24 jam (part 1)

2.1K 270 63
                                    


Tepat hari ini, Bangtan berulang tahun ke 7, Happy Birthday BTS.

Terimalah chapter ini sebagai kado ulang tahun dari saya untuk semua army tercinta.

Happy reading.

.
.

Alarm di ponsel Jimin berdering-dering keras, membuatku menggerutu. Jimin juga masih dalam keadaan setengah sadar, hanya saja ia lebih cepat bergerak daripada aku. Tangannya meraba-raba ponselnya di meja samping tempat tidur, dan mematikan alarm ponsel itu.

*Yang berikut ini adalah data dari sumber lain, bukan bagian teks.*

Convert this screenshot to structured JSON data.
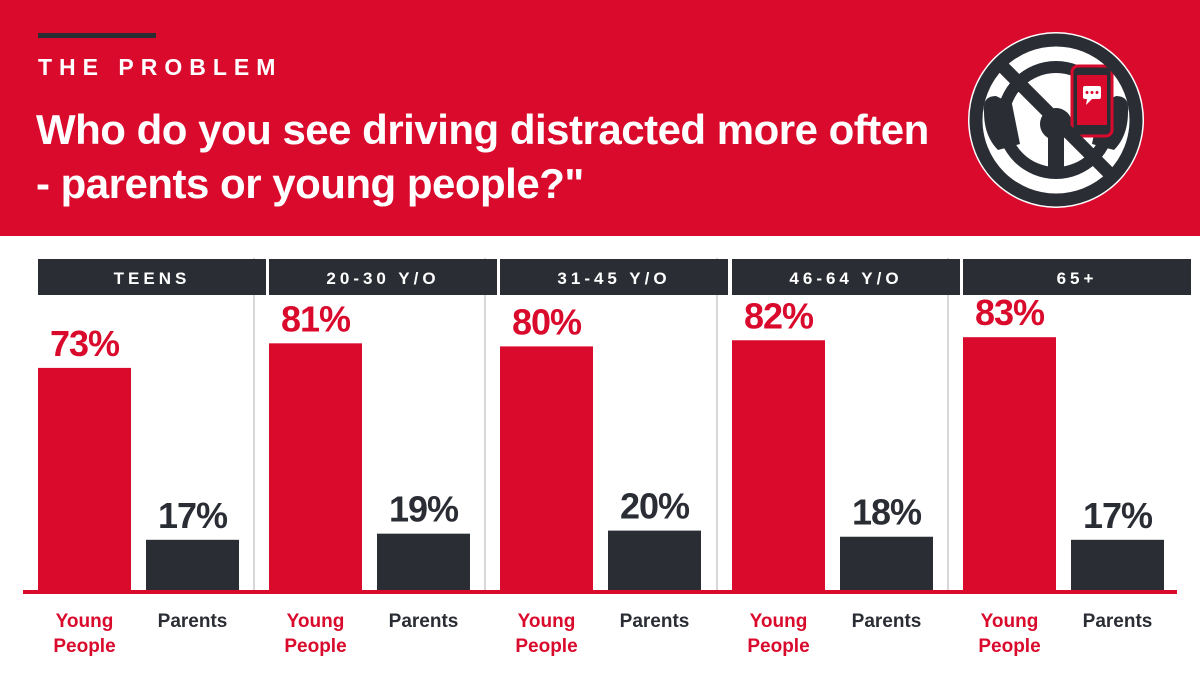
{
  "header": {
    "kicker": "THE PROBLEM",
    "title": "Who do you see driving distracted more often - parents or young people?\""
  },
  "icon": {
    "name": "no-phone-while-driving-icon"
  },
  "colors": {
    "accent_red": "#d90a2c",
    "dark": "#2a2d34",
    "divider": "#d7d7d7",
    "white": "#ffffff"
  },
  "chart_data": {
    "type": "bar",
    "title": "Who do you see driving distracted more often - parents or young people?\"",
    "groups": [
      "TEENS",
      "20-30 Y/O",
      "31-45 Y/O",
      "46-64 Y/O",
      "65+"
    ],
    "series": [
      {
        "name": "Young People",
        "label_lines": [
          "Young",
          "People"
        ],
        "color": "#d90a2c",
        "values": [
          73,
          81,
          80,
          82,
          83
        ]
      },
      {
        "name": "Parents",
        "label_lines": [
          "Parents"
        ],
        "color": "#2a2d34",
        "values": [
          17,
          19,
          20,
          18,
          17
        ]
      }
    ],
    "value_suffix": "%",
    "ylim": [
      0,
      100
    ],
    "grid": false,
    "xlabel": "",
    "ylabel": ""
  }
}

"Hyung, bangun," suaranya malas khas orang bangun tidur, "Sudah waktunya." Tangannya mengelus dan menepuk-nepuk pipiku dengan lembut.

Sebenarnya aku sudah terbangun karena alarm sialan itu, namun malas membuka mata. Tubuh Jimin terasa hangat di sampingku, suaranya juga menenangkan. Rasanya ingin menikmati tidur lelapku lebih lama lagi bersamanya.

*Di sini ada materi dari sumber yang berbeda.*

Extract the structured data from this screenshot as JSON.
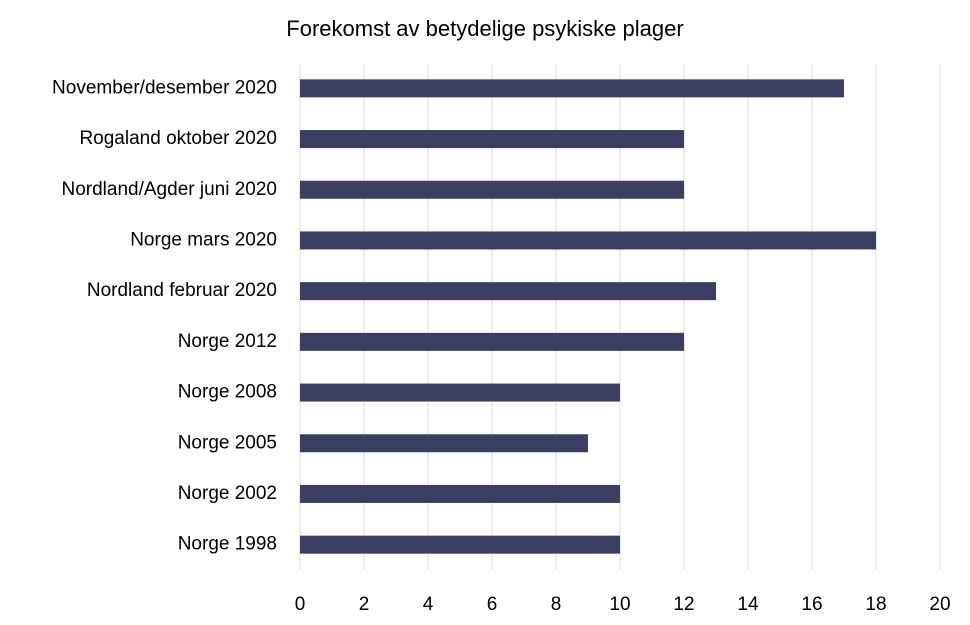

"Hyung, kalau kau tidak bangun sekarang, kita pasti terlambat," Tepukan di pipiku sekarang sedikit lebih keras dan lebih cepat. "Dan aku tidak mau terlambat."

Aku menggeram pelan, "Hmm." Kupaksa membuka mata, netra indah dan senyum manis Jimin menyambutku. Walaupun wajahnya kusut acak-acakan dan matanya bengkak karena baru bangun, tetap saja dia seelok itu. "Jam berapa sekarang?" suaraku berat dan dalam.

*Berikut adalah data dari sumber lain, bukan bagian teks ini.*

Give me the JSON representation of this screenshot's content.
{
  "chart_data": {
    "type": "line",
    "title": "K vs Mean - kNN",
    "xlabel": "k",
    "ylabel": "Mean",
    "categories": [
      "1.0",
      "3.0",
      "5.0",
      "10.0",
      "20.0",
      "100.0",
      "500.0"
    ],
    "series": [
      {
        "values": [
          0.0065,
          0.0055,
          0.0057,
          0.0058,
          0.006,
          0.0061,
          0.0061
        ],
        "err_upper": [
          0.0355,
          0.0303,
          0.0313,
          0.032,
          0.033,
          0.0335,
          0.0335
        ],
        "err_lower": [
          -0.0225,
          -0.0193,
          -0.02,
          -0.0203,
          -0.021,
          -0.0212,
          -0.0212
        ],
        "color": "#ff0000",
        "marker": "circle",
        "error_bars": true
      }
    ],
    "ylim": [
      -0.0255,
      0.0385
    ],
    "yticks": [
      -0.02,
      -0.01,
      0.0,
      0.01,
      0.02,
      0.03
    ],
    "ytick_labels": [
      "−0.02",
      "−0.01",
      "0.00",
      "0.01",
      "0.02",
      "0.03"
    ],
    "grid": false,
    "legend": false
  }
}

Jimin tercekat mendengar suaraku, dia menutup matanya dan menarik napas panjang. "Jam 1 pagi, Hyung, mereka menyuruh kita berkumpul 30 menit lagi," katanya setelah membuka mata.

Hari ini adalah hari terakhir Jimin ada di Bali. Besok siang merupakan jadwal kepulangannya ke Seoul, yang berarti kami tidak akan pulang bersama dalam satu pesawat. Karena aku baru kembali ke Seoul lusa.

Kenyataan ini begitu mengagetkan buatku, karena waktu sungguh tidak terasa saat bersamanya. Rasanya baru kemarin aku bertemu dengannya, ternyata kami sudah menghabiskan 5 hari dengan berbagai peristiwa suka dan duka. Sama sekali tidak membosankan, malah kalau boleh jujur aku sangat sedih membayangkan berjauhan darinya. Kapan aku bisa bertemu dengannya lagi?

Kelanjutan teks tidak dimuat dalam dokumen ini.